The Flip Flop SR inputs are conditioned by two interrupters nMOS, which gates are connected to the line. Therefore, these only let information through when the cell belongs to an active line (the line is active high or 1).
And which information goes through?
At the bottom of the column we have two AND gates that connect the given D and its negation ¬D. At the other two inputs of the AND gate the ¬WR (the negation of WR) will turn on, that is, when WR is active (WR is active low or 0), its negation will work as the clock signal of a Flip Flop D composed by this set with the pink background, and by the Flip Flop SR of the active cell. The lines that come out of the pink set as inputs of the active cell are WRBL (WRite Bit Line) and ¬WRBL.
This way, we write in the Flip Flop SR the value that we want when the signal WR (write) is active.
In Frame II we can see the situation in which the cell stays inactive since the active line doesn’t connect to it. As we can see, making a logic analysis, the fact that both inputs are down does not affect the value of the output. The value kept in storage by the cell is maintained until change, even for reading or after reading, as we will see.
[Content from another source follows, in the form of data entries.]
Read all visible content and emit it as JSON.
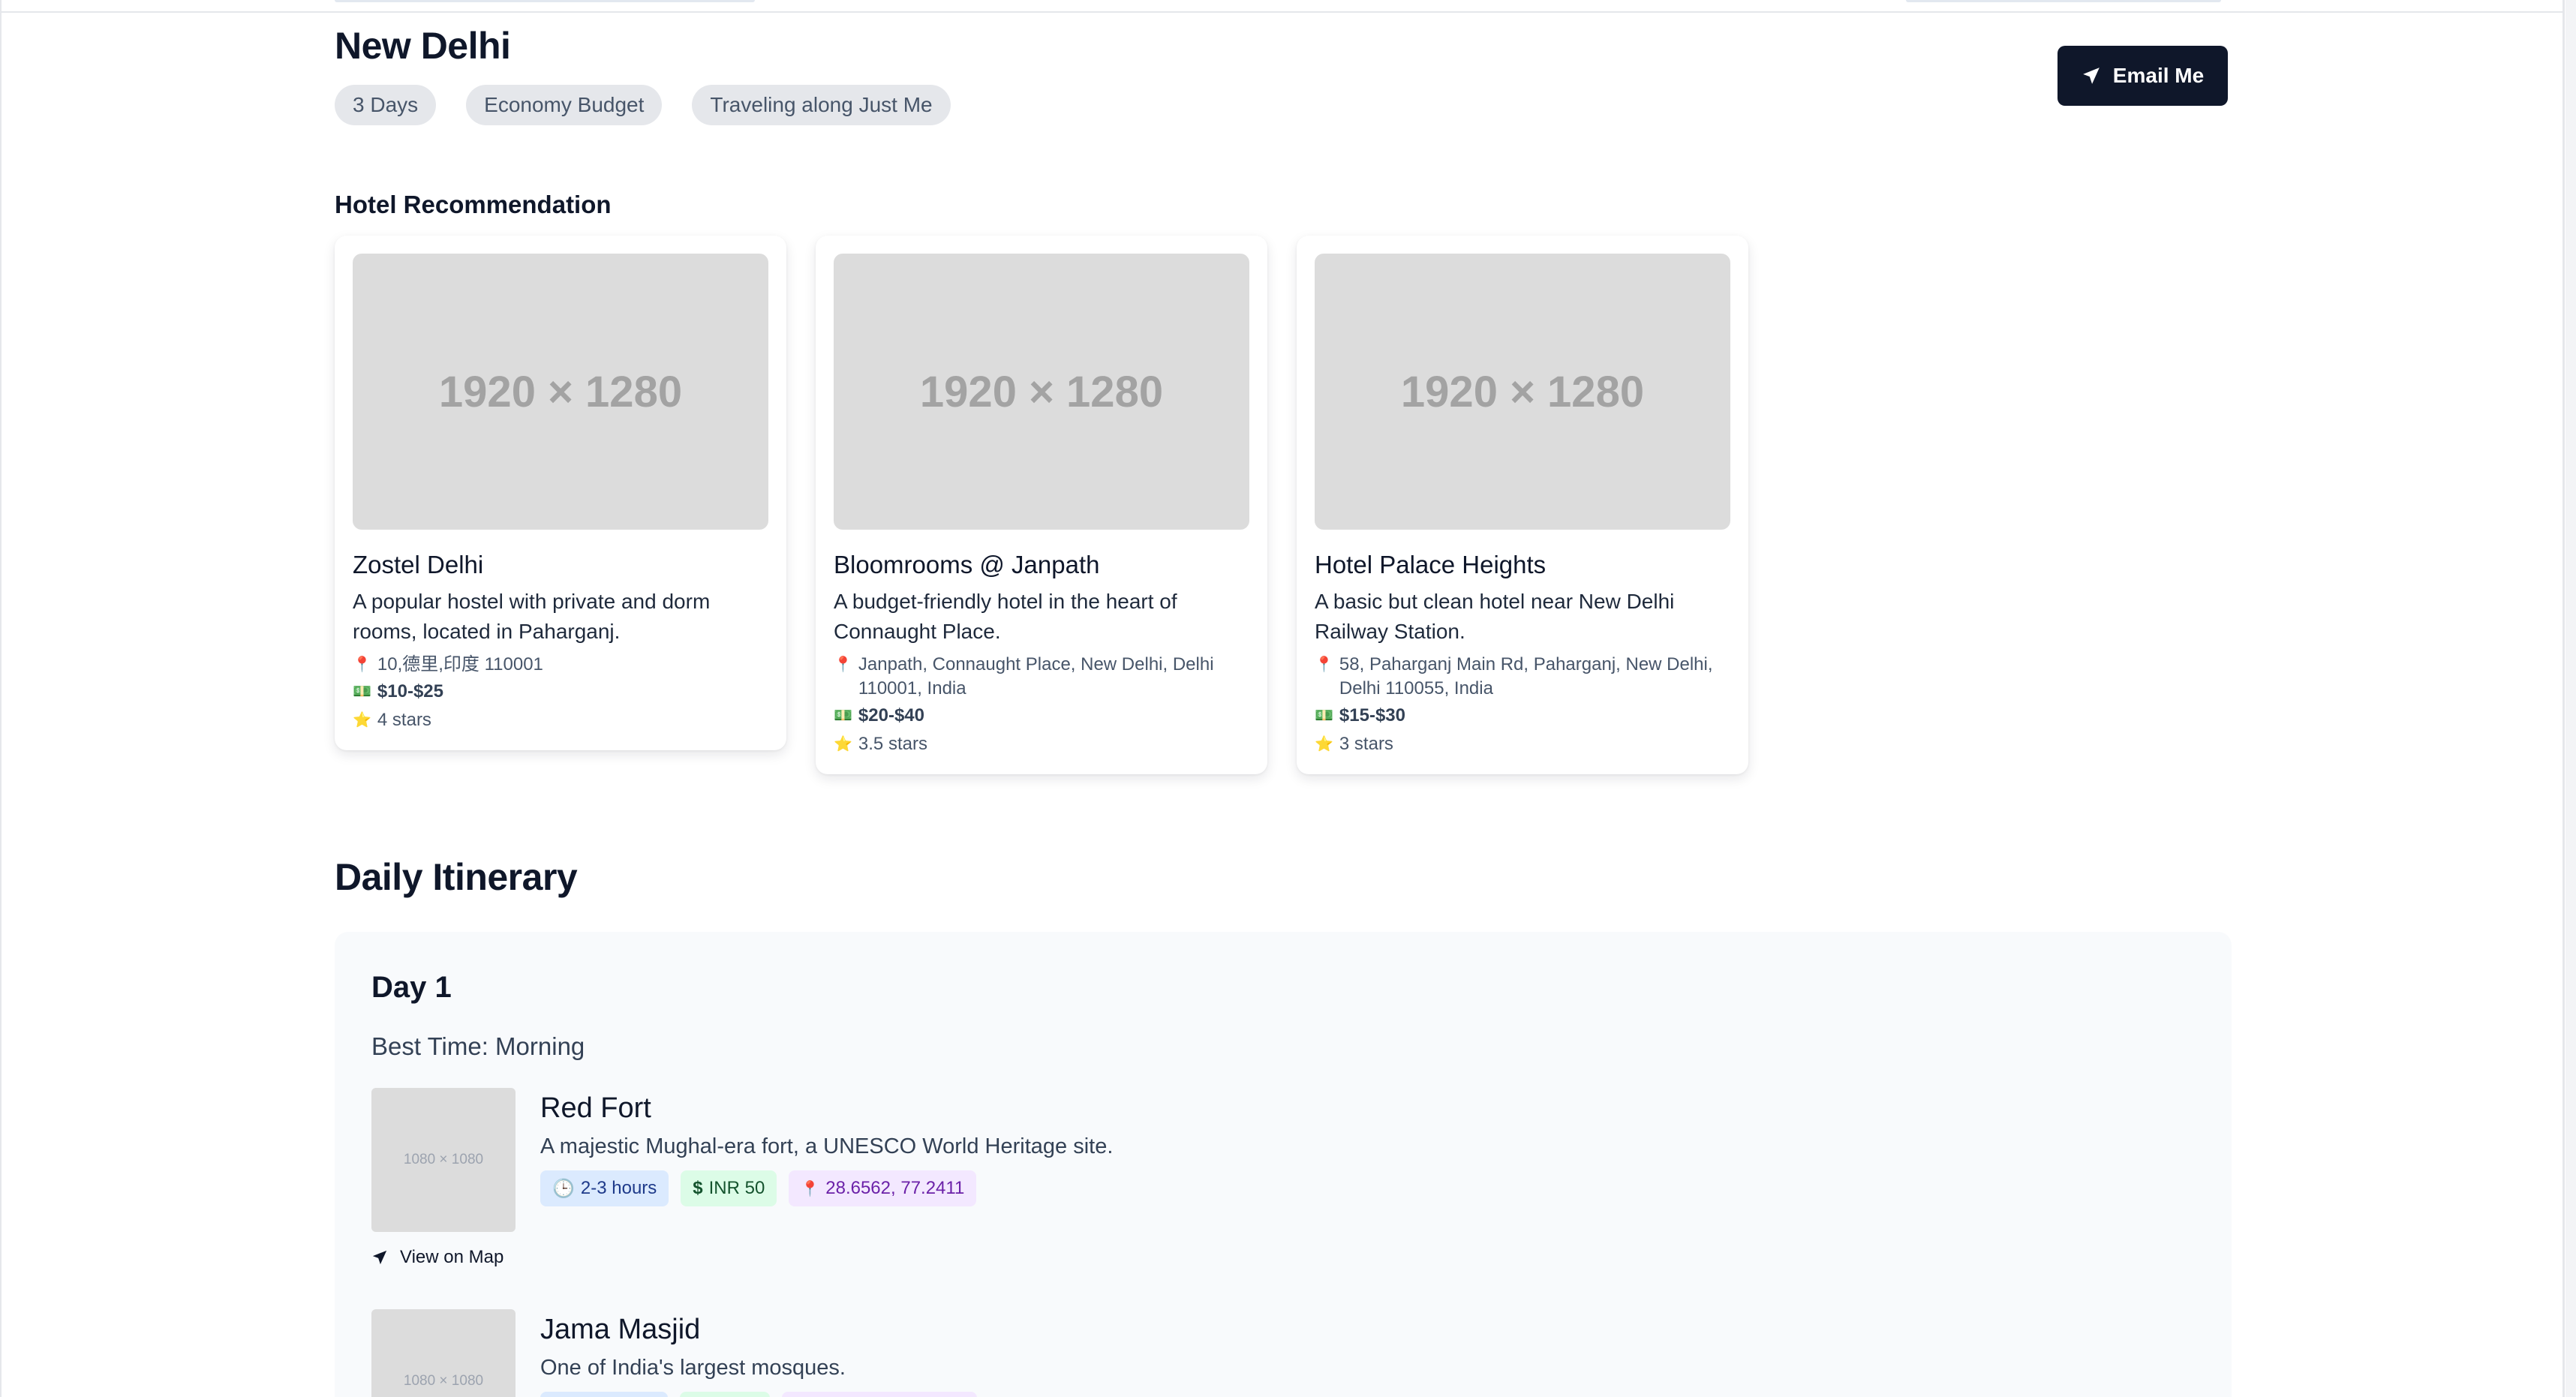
{
  "trip": {
    "city": "New Delhi",
    "badges": [
      "3 Days",
      "Economy Budget",
      "Traveling along Just Me"
    ],
    "email_button": "Email Me"
  },
  "hotels": {
    "heading": "Hotel Recommendation",
    "items": [
      {
        "image_placeholder": "1920 × 1280",
        "name": "Zostel Delhi",
        "description": "A popular hostel with private and dorm rooms, located in Paharganj.",
        "address": "10,德里,印度 110001",
        "price": "$10-$25",
        "rating": "4 stars"
      },
      {
        "image_placeholder": "1920 × 1280",
        "name": "Bloomrooms @ Janpath",
        "description": "A budget-friendly hotel in the heart of Connaught Place.",
        "address": "Janpath, Connaught Place, New Delhi, Delhi 110001, India",
        "price": "$20-$40",
        "rating": "3.5 stars"
      },
      {
        "image_placeholder": "1920 × 1280",
        "name": "Hotel Palace Heights",
        "description": "A basic but clean hotel near New Delhi Railway Station.",
        "address": "58, Paharganj Main Rd, Paharganj, New Delhi, Delhi 110055, India",
        "price": "$15-$30",
        "rating": "3 stars"
      }
    ]
  },
  "itinerary": {
    "heading": "Daily Itinerary",
    "day": {
      "title": "Day 1",
      "best_time": "Best Time: Morning",
      "view_on_map": "View on Map",
      "places": [
        {
          "image_placeholder": "1080 × 1080",
          "name": "Red Fort",
          "description": "A majestic Mughal-era fort, a UNESCO World Heritage site.",
          "duration": "2-3 hours",
          "fee": "INR 50",
          "coordinates": "28.6562, 77.2411"
        },
        {
          "image_placeholder": "1080 × 1080",
          "name": "Jama Masjid",
          "description": "One of India's largest mosques."
        }
      ]
    }
  },
  "icons": {
    "location": "pin-icon",
    "price": "banknote-icon",
    "rating": "star-icon",
    "send": "send-icon",
    "clock": "clock-icon",
    "dollar": "dollar-icon"
  },
  "colors": {
    "primary_button": "#0f172a",
    "badge_bg": "#e5e7eb",
    "chip_blue": "#dbeafe",
    "chip_green": "#dcfce7",
    "chip_purple": "#f3e8ff"
  }
}
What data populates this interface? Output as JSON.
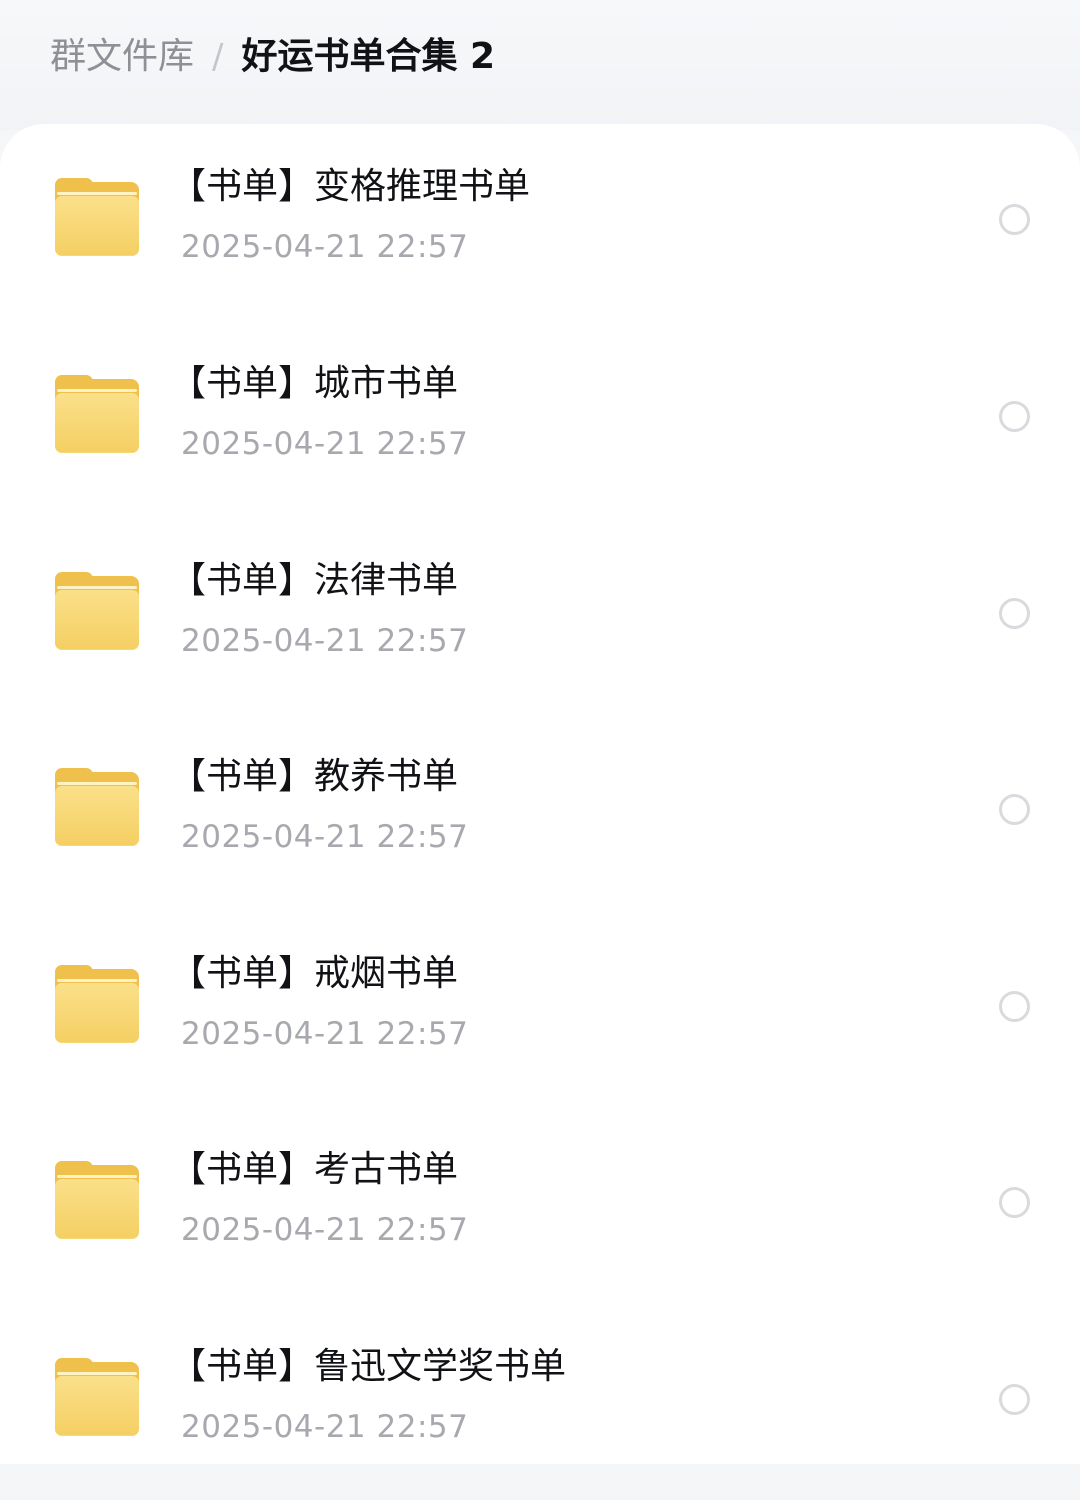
{
  "breadcrumb": {
    "root": "群文件库",
    "separator": "/",
    "current": "好运书单合集 2"
  },
  "colors": {
    "folder": "#f4cf62",
    "title": "#111216",
    "date": "#a7a9ae",
    "radio_border": "#d9dadd"
  },
  "files": [
    {
      "title": "【书单】变格推理书单",
      "date": "2025-04-21 22:57",
      "icon": "folder-icon",
      "selected": false
    },
    {
      "title": "【书单】城市书单",
      "date": "2025-04-21 22:57",
      "icon": "folder-icon",
      "selected": false
    },
    {
      "title": "【书单】法律书单",
      "date": "2025-04-21 22:57",
      "icon": "folder-icon",
      "selected": false
    },
    {
      "title": "【书单】教养书单",
      "date": "2025-04-21 22:57",
      "icon": "folder-icon",
      "selected": false
    },
    {
      "title": "【书单】戒烟书单",
      "date": "2025-04-21 22:57",
      "icon": "folder-icon",
      "selected": false
    },
    {
      "title": "【书单】考古书单",
      "date": "2025-04-21 22:57",
      "icon": "folder-icon",
      "selected": false
    },
    {
      "title": "【书单】鲁迅文学奖书单",
      "date": "2025-04-21 22:57",
      "icon": "folder-icon",
      "selected": false
    }
  ]
}
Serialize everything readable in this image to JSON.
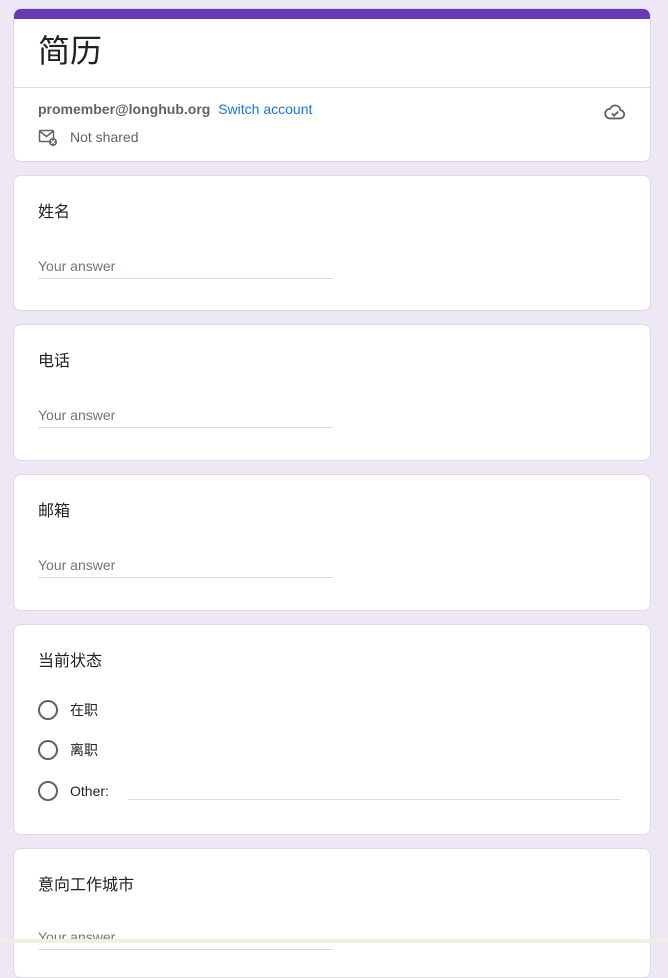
{
  "form": {
    "title": "简历",
    "account_email": "promember@longhub.org",
    "switch_account": "Switch account",
    "share_status": "Not shared"
  },
  "questions": [
    {
      "title": "姓名",
      "placeholder": "Your answer"
    },
    {
      "title": "电话",
      "placeholder": "Your answer"
    },
    {
      "title": "邮箱",
      "placeholder": "Your answer"
    },
    {
      "title": "当前状态",
      "options": [
        "在职",
        "离职",
        "Other:"
      ]
    },
    {
      "title": "意向工作城市",
      "placeholder": "Your answer"
    }
  ],
  "icons": {
    "share": "mail-blocked-icon",
    "save": "cloud-icon"
  },
  "colors": {
    "accent": "#673ab7",
    "background": "#ede7f6",
    "link": "#1a73e8"
  }
}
In Frame III the line of the cell becomes active again, but this time for a reading operation. The nMOS transistors are opened but there is nothing to write since the information has been cut by the BT (Buffer Tristate) that controls the writing in the cell. Yet again, we can verify that the value kept doesn’t change. The value can only be changed by a SET or a RESET which only happen when a value 1 is in one of the Flip Flop SR inputs. The reading is done using another line, the RDBL (ReaD Bit Line) that is connected to the Flip Flop SR output using one of the nMOS transistors whose gate is activated by the line.
In Frame IV we write in the cell the value 1, following the same reasoning we did for the value 0. Yet again, we have a Flip Flop D in which the D is the value to write and the clock is done by the WR signal.
In Frame V we verify that the value 1 holds in memory, even when the line in which it is no longer is active.
In Frame VI we verify the reading of this value 1 and the fact that it has not been changed during all this process.
In Figure 3 we present what we consider to be an example situation of an access to a cache memory with 4 rows and 4 columns with the Tristate gates and all the other logic we referred, now dedicated to the several cells. The signals IG, LS and VL that select the active line are to be analyzed next in Cache mapping.